4.2.2. Effect of Radar Incidence Angle on Wave-Induced Doppler Velocity

At small incidence angles, backscattering of Ka-band radar signals at the sea surface is dominated by specular scattering, and Bragg scattering is negligible [41,43,51,52]. As the radar incidence angle increases, the contribution of vertical wave motion to U_WD decreases, while the contribution of horizontal wave motion in the radar LOS direction increases [21,22]. To optimize instrument performance, the selection of a suitable incidence angle is extremely important. We analyzed the effects of small incidence angles (1–15°) on U_WD for the case of specular scattering.
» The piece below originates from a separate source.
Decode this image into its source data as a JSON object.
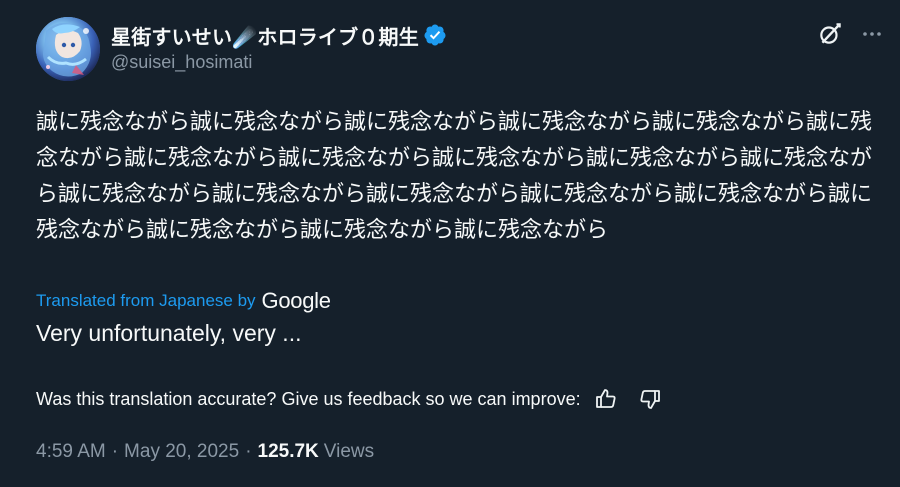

Since the Bragg scattering component is gradually enhanced as the incidence angle increases, this paper considers a 15° incidence angle as the angular limit under this condition [53,54].

Figure 10 shows the variation in mean U_WD and its standard deviation with radar incidence angles for wind speeds of 5, 10, 15 and 20 m/s and azimuth and wind direction of 0°. (a) and (b) refer to the situation where radar azimuth and wind direction are both 0°, and there is no swell. For all wind speeds, U_WD decreases with an increasing incidence angle. The rate of U_WD change is large at incidence angles of <4° and is close to 0 for incidence angles of >4°. Figure 10c,d show the scene where swell is added in Figure 10a,b. The changing trend of U_WD and the standard deviation is basically consistent with that without swell. Considering the proportion of specular scattering to total backscattering for different incidence angles, U_WD values, and standard deviations, we confirm that a radar incidence angle of 6–12° can ensure reasonable instrument performance and current retrieval.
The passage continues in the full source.